Austrian MPs voted late Wednesday to expropriate the home where Adolf Hitler was born, ending years of bitter legal wrangling with the current owner over the infamous building's future.
A large majority approved the new law, which was submitted by the government earlier this year in a bid to stop the dilapidated house in the northern town of Braunau am Inn from becoming a neo-Nazi shrine.
Local resident Gerlinde Pommer -- who has been renting the premises to the Austrian state since 1972 -- will receive compensation under the legislation.
It is not yet clear what will happen with the yellow corner house at Number 15 Salzburger Vorstadt Street, located right in Braunau's historic centre.
In October, Interior Minister Wolfgang Sobotka announced it would be "torn down" to make place for a new building to be used by a charity.
He said the decision was based on recommendations from an expert committee.

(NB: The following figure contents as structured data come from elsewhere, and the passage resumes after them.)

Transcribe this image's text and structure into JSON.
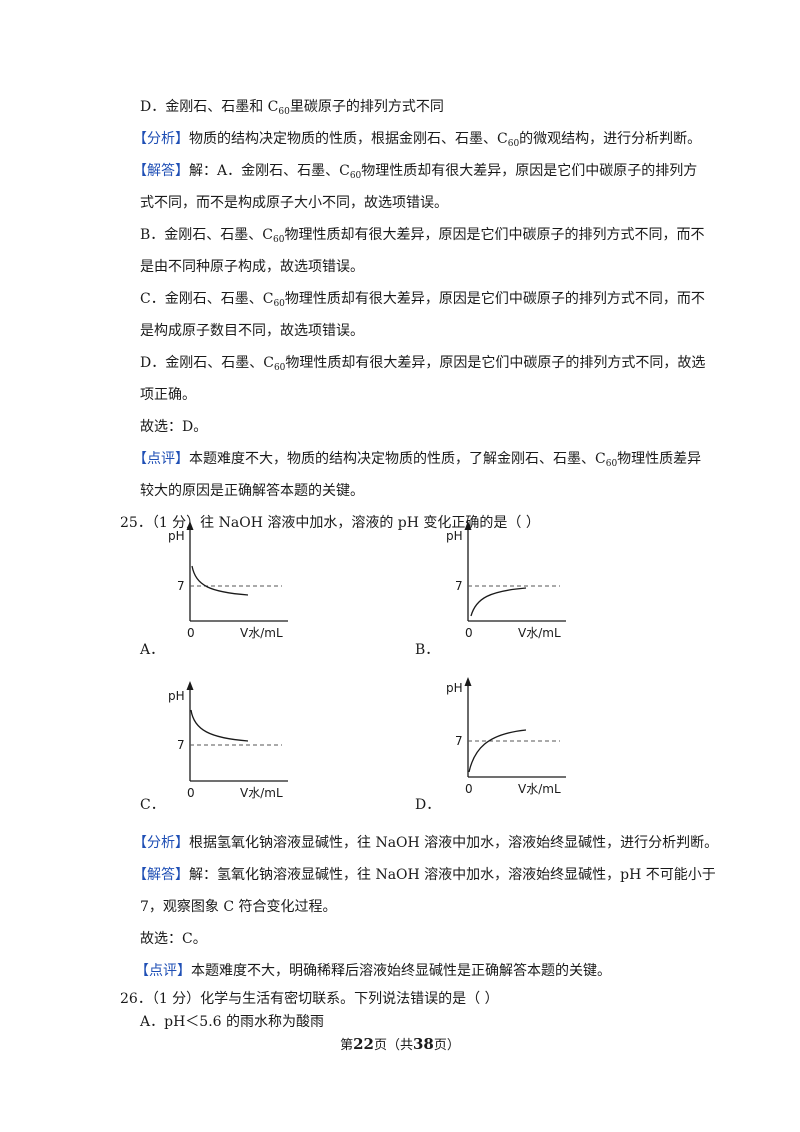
{
  "q24": {
    "option_d_prefix": "D．金刚石、石墨和  C",
    "option_d_suffix": "里碳原子的排列方式不同",
    "sub60": "60",
    "analysis_tag": "【分析】",
    "analysis_a": "物质的结构决定物质的性质，根据金刚石、石墨、C",
    "analysis_b": "的微观结构，进行分析判断。",
    "answer_tag": "【解答】",
    "answer_a1": "解：A．金刚石、石墨、C",
    "answer_a2": "物理性质却有很大差异，原因是它们中碳原子的排列方",
    "answer_a3": "式不同，而不是构成原子大小不同，故选项错误。",
    "answer_b1": "B．金刚石、石墨、C",
    "answer_b2": "物理性质却有很大差异，原因是它们中碳原子的排列方式不同，而不",
    "answer_b3": "是由不同种原子构成，故选项错误。",
    "answer_c1": "C．金刚石、石墨、C",
    "answer_c2": "物理性质却有很大差异，原因是它们中碳原子的排列方式不同，而不",
    "answer_c3": "是构成原子数目不同，故选项错误。",
    "answer_d1": "D．金刚石、石墨、C",
    "answer_d2": "物理性质却有很大差异，原因是它们中碳原子的排列方式不同，故选",
    "answer_d3": "项正确。",
    "choice": "故选：D。",
    "comment_tag": "【点评】",
    "comment_a": "本题难度不大，物质的结构决定物质的性质，了解金刚石、石墨、C",
    "comment_b": "物理性质差异",
    "comment_c": "较大的原因是正确解答本题的关键。"
  },
  "q25": {
    "stem": "25．（1 分）往 NaOH 溶液中加水，溶液的 pH 变化正确的是（        ）",
    "graphs": [
      {
        "label": "A．",
        "y_axis": "pH",
        "x_axis": "V水/mL",
        "origin": "0",
        "ref_value": "7"
      },
      {
        "label": "B．",
        "y_axis": "pH",
        "x_axis": "V水/mL",
        "origin": "0",
        "ref_value": "7"
      },
      {
        "label": "C．",
        "y_axis": "pH",
        "x_axis": "V水/mL",
        "origin": "0",
        "ref_value": "7"
      },
      {
        "label": "D．",
        "y_axis": "pH",
        "x_axis": "V水/mL",
        "origin": "0",
        "ref_value": "7"
      }
    ],
    "analysis_tag": "【分析】",
    "analysis": "根据氢氧化钠溶液显碱性，往 NaOH 溶液中加水，溶液始终显碱性，进行分析判断。",
    "answer_tag": "【解答】",
    "answer_1": "解：氢氧化钠溶液显碱性，往 NaOH 溶液中加水，溶液始终显碱性，pH 不可能小于",
    "answer_2": "7，观察图象 C 符合变化过程。",
    "choice": "故选：C。",
    "comment_tag": "【点评】",
    "comment": "本题难度不大，明确稀释后溶液始终显碱性是正确解答本题的关键。"
  },
  "q26": {
    "stem": "26．（1 分）化学与生活有密切联系。下列说法错误的是（        ）",
    "option_a": "A．pH＜5.6 的雨水称为酸雨"
  },
  "footer": {
    "pre": "第",
    "page": "22",
    "mid": "页（共",
    "total": "38",
    "post": "页）"
  }
}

But several of the 13-member panel were quick to deny that the commission had backed Sobotka's push to bulldoze the place where Hitler was born on April 20, 1889.

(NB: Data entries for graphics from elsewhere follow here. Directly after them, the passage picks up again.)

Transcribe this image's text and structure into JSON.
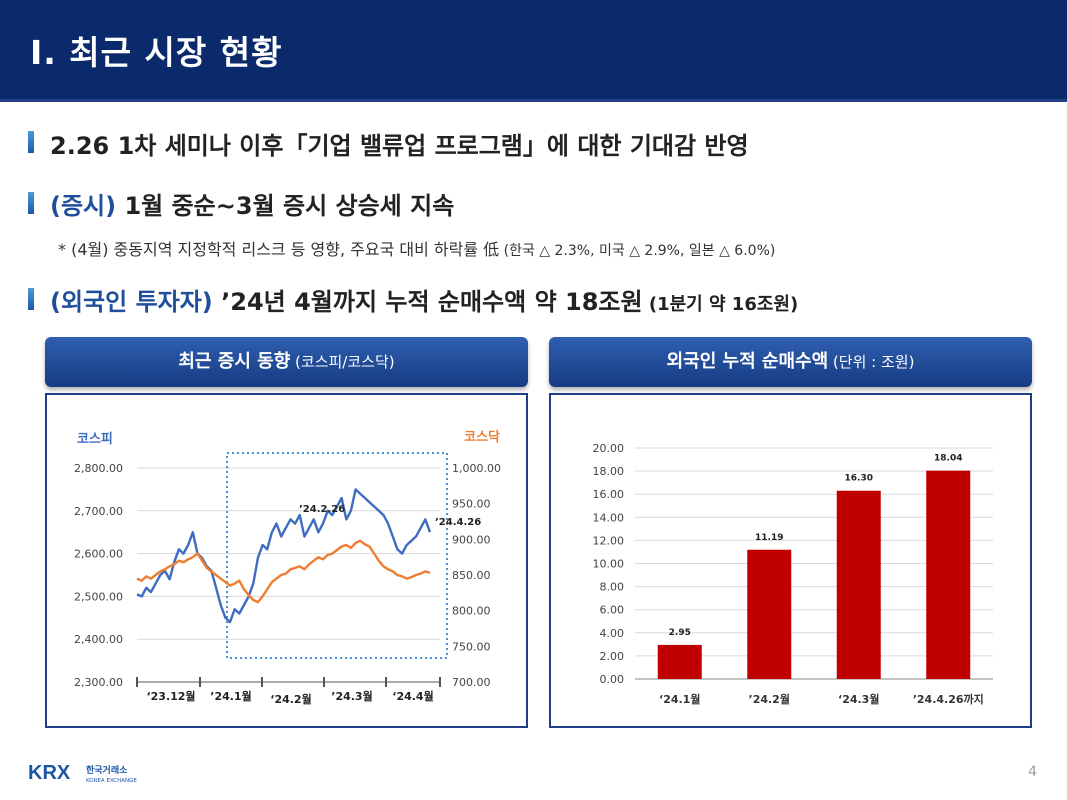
{
  "header": {
    "title": "Ⅰ. 최근 시장 현황"
  },
  "points": {
    "p1": "2.26 1차 세미나 이후「기업 밸류업 프로그램」에 대한 기대감 반영",
    "p2_hl": "(증시)",
    "p2_rest": " 1월 중순~3월 증시 상승세 지속",
    "note_main": "* (4월) 중동지역 지정학적 리스크 등 영향, 주요국 대비 하락률 低",
    "note_detail": " (한국 △ 2.3%, 미국 △ 2.9%, 일본 △ 6.0%)",
    "p3_hl": "(외국인 투자자)",
    "p3_rest": " ’24년 4월까지 누적 순매수액 약 18조원",
    "p3_small": " (1분기 약 16조원)"
  },
  "left_panel": {
    "title": "최근 증시 동향",
    "subtitle": " (코스피/코스닥)"
  },
  "right_panel": {
    "title": "외국인 누적 순매수액",
    "subtitle": " (단위 : 조원)"
  },
  "colors": {
    "kospi": "#3d6cc0",
    "kosdaq": "#ed7d31",
    "bar": "#c00000",
    "header_bg": "#0b2a6b"
  },
  "chart_data": [
    {
      "type": "line",
      "left_axis_label": "코스피",
      "right_axis_label": "코스닥",
      "left_ticks": [
        "2,800.00",
        "2,700.00",
        "2,600.00",
        "2,500.00",
        "2,400.00",
        "2,300.00"
      ],
      "right_ticks": [
        "1,000.00",
        "950.00",
        "900.00",
        "850.00",
        "800.00",
        "750.00",
        "700.00"
      ],
      "ylim_left": [
        2300,
        2800
      ],
      "ylim_right": [
        700,
        1000
      ],
      "x_ticks": [
        "‘23.12월",
        "’24.1월",
        "‘24.2월",
        "’24.3월",
        "‘24.4월"
      ],
      "annotations": [
        "’24.2.26",
        "’24.4.26"
      ],
      "series": [
        {
          "name": "코스피",
          "axis": "left",
          "values": [
            2505,
            2500,
            2520,
            2510,
            2530,
            2550,
            2560,
            2540,
            2580,
            2610,
            2600,
            2620,
            2650,
            2600,
            2590,
            2570,
            2560,
            2520,
            2480,
            2450,
            2440,
            2470,
            2460,
            2480,
            2500,
            2530,
            2590,
            2620,
            2610,
            2650,
            2670,
            2640,
            2660,
            2680,
            2670,
            2690,
            2640,
            2660,
            2680,
            2650,
            2670,
            2700,
            2690,
            2710,
            2730,
            2680,
            2700,
            2750,
            2740,
            2730,
            2720,
            2710,
            2700,
            2690,
            2670,
            2640,
            2610,
            2600,
            2620,
            2630,
            2640,
            2660,
            2680,
            2650
          ]
        },
        {
          "name": "코스닥",
          "axis": "right",
          "values": [
            845,
            842,
            848,
            845,
            850,
            855,
            858,
            862,
            865,
            870,
            868,
            872,
            875,
            880,
            870,
            860,
            855,
            850,
            845,
            840,
            835,
            838,
            842,
            830,
            822,
            815,
            812,
            820,
            830,
            840,
            845,
            850,
            852,
            858,
            860,
            862,
            858,
            865,
            870,
            875,
            872,
            878,
            880,
            885,
            890,
            892,
            888,
            895,
            898,
            893,
            890,
            880,
            870,
            862,
            858,
            855,
            850,
            848,
            845,
            847,
            850,
            852,
            855,
            853
          ]
        }
      ]
    },
    {
      "type": "bar",
      "categories": [
        "‘24.1월",
        "’24.2월",
        "‘24.3월",
        "’24.4.26까지"
      ],
      "values": [
        2.95,
        11.19,
        16.3,
        18.04
      ],
      "value_labels": [
        "2.95",
        "11.19",
        "16.30",
        "18.04"
      ],
      "y_ticks": [
        "20.00",
        "18.00",
        "16.00",
        "14.00",
        "12.00",
        "10.00",
        "8.00",
        "6.00",
        "4.00",
        "2.00",
        "0.00"
      ],
      "ylim": [
        0,
        20
      ]
    }
  ],
  "footer": {
    "logo_text": "KRX",
    "logo_kr": "한국거래소",
    "logo_en": "KOREA EXCHANGE",
    "page": "4"
  }
}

"A demolition would amount to negating Austria's Nazi past," the experts said in a joint statement in October.
Although Hitler only spent the first few weeks of his life there, the address has been a thorn in Austria's side for decades, drawing Nazi sympathisers from around the world.
Every year on Hitler's birthday, anti-fascist protesters organise a rally outside the building, next to a memorial stone reading: "For Peace, Freedom and Democracy. Never Again Fascism, Millions of Dead Warn."
The property has been empty since 2011 when Austria became embroiled in a dispute with Pommer.
Her family has owned the 800-square-metre (8,600-feet) building for nearly a century.
Since the early 1970s, the government had been renting the premises for around 4,800 euros ($5,000) a month and used it as a centre for people with disabilities.
But the arrangement came to an abrupt end five years ago when Pommer refused to allow much-needed renovation works.
The famously elusive owner also rejected a purchase offer made by the increasingly exasperated interior ministry.
The issue has also sparked debate among Braunau's 17,000 residents.
Some want the building to become a refugee centre, others a museum dedicated to Austria's liberation from Nazi rule.